Jak 2:12. Wie schon gesagt, ist es nicht die Absicht von Jakobus, uns unter das Gesetz der zehn Gebote zu bringen. Durch seine Darlegung will er anhand des Gesetzes klarmachen, wie die gegenseitigen Beziehungen in der Gemeinde sein sollen. Das Gesetz ist das Wort Gottes, und es enthält nützliche Belehrungen für sie. Jakobus gibt diese Belehrungen für die jüdisch-christliche Gemeinde, aber auch wir können viel davon lernen. Die wirkliche Bedeutung, die das Gesetz für ihn bekommen hat, seit er an den Herrn der Herrlichkeit glaubt, ist die der Freiheit. Darüber hat er schon in Kapitel 1 gesprochen (Jak 1:25), und hier kommt er darauf zurück. Freiheit ist keine Zügellosigkeit. Freiheit kennt Grenzen. Die Grenzen sind nicht da, um unsere Freiheit einzuschränken, sondern um zu verhindern, dass wir sie auf verkehrte Weise gebrauchen. Es ist wahre Freiheit, den Willen Gottes zu tun und zu zeigen, wer Er ist. Das hat der Herr Jesus in vollkommener Weise getan. Das Gesetz der Freiheit sehen wir daher auch in seinem Leben in vollkommener Weise zum Ausdruck kommen. Er war völlig frei, weil nichts an Eigenwillen oder Sünde in Ihm war. Dadurch konnte Er völlig an den Willen Gottes gebunden sein. Es gab nichts, was Ihn davon trennte, nichts, was sich zwischen Ihn und seinen Gott und Vater zwängen konnte.
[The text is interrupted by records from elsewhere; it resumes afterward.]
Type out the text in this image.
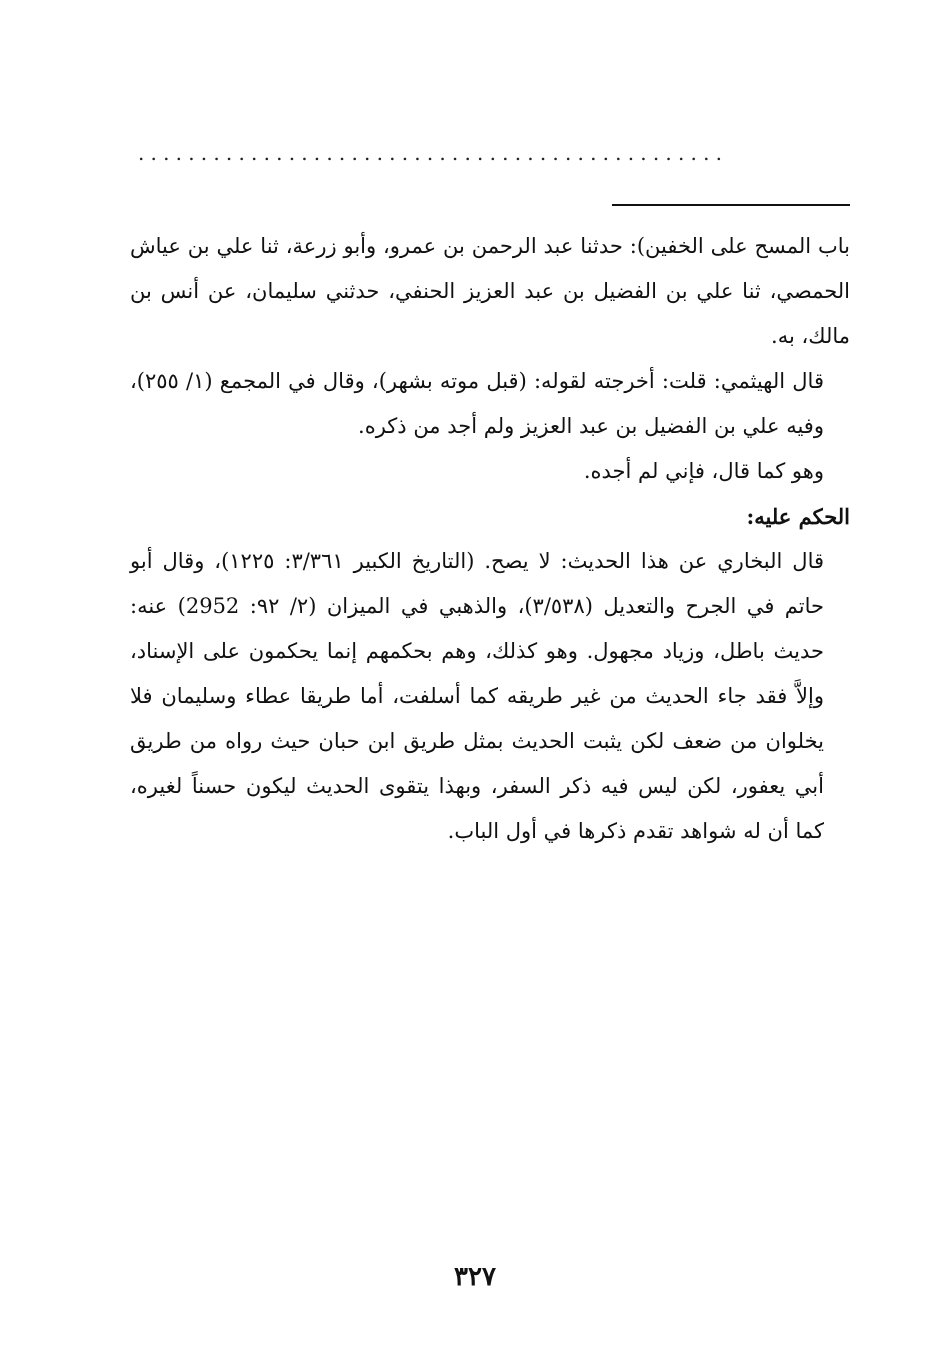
...............................................

باب المسح على الخفين): حدثنا عبد الرحمن بن عمرو، وأبو زرعة، ثنا علي بن عياش الحمصي، ثنا علي بن الفضيل بن عبد العزيز الحنفي، حدثني سليمان، عن أنس بن مالك، به.

قال الهيثمي: قلت: أخرجته لقوله: (قبل موته بشهر)، وقال في المجمع (١/ ٢٥٥)، وفيه علي بن الفضيل بن عبد العزيز ولم أجد من ذكره.

وهو كما قال، فإني لم أجده.

الحكم عليه:

قال البخاري عن هذا الحديث: لا يصح. (التاريخ الكبير ٣/٣٦١: ١٢٢٥)، وقال أبو حاتم في الجرح والتعديل (٣/٥٣٨)، والذهبي في الميزان (٢/ ٩٢: 2952) عنه: حديث باطل، وزياد مجهول. وهو كذلك، وهم بحكمهم إنما يحكمون على الإسناد، وإلاَّ فقد جاء الحديث من غير طريقه كما أسلفت، أما طريقا عطاء وسليمان فلا يخلوان من ضعف لكن يثبت الحديث بمثل طريق ابن حبان حيث رواه من طريق أبي يعفور، لكن ليس فيه ذكر السفر، وبهذا يتقوى الحديث ليكون حسناً لغيره، كما أن له شواهد تقدم ذكرها في أول الباب.

٣٢٧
Jak 2:13. Dieses Gesetz der Freiheit ist der Prüfungsmaßstab, den wir in unseren Kontakten mit anderen anwenden sollten. Wenn wir wie der Herr Jesus in ungestörter Gemeinschaft mit dem Vater leben, wird das an unserem Reden und Tun zu hören und zu sehen sein. Ob wir uns bewusst sind, dass wir durch das Gesetz der Freiheit beurteilt werden, wird sich vor allem darin zeigen, dass wir Barmherzigkeit erweisen. So ist Gottes Liebe auch zu uns gekommen. Er ist mit seiner Barmherzigkeit in unsere elenden Umstände gekommen. Wenn wir die Barmherzigkeit, die wir empfangen haben, in unserem Reden und Handeln anderen gegenüber nicht erweisen, zeigen wir, dass wir das neue Leben nicht haben und nicht nach dem Gesetz der Freiheit handeln können. Darüber kommt Gottes Gericht, und das wird genauso ohne Barmherzigkeit sein, wie wir anderen ohne Barmherzigkeit begegnet sind. Wenn wir Barmherzigkeit erweisen, handeln wir, wie Gott auch mit uns gehandelt hat. Wir verurteilen den anderen dann nicht, sondern erweisen ihm Gottes Barmherzigkeit. Dadurch triumphiert die Barmherzigkeit über das Gericht. Die Barmherzigkeit rühmt sich gegen das Gericht.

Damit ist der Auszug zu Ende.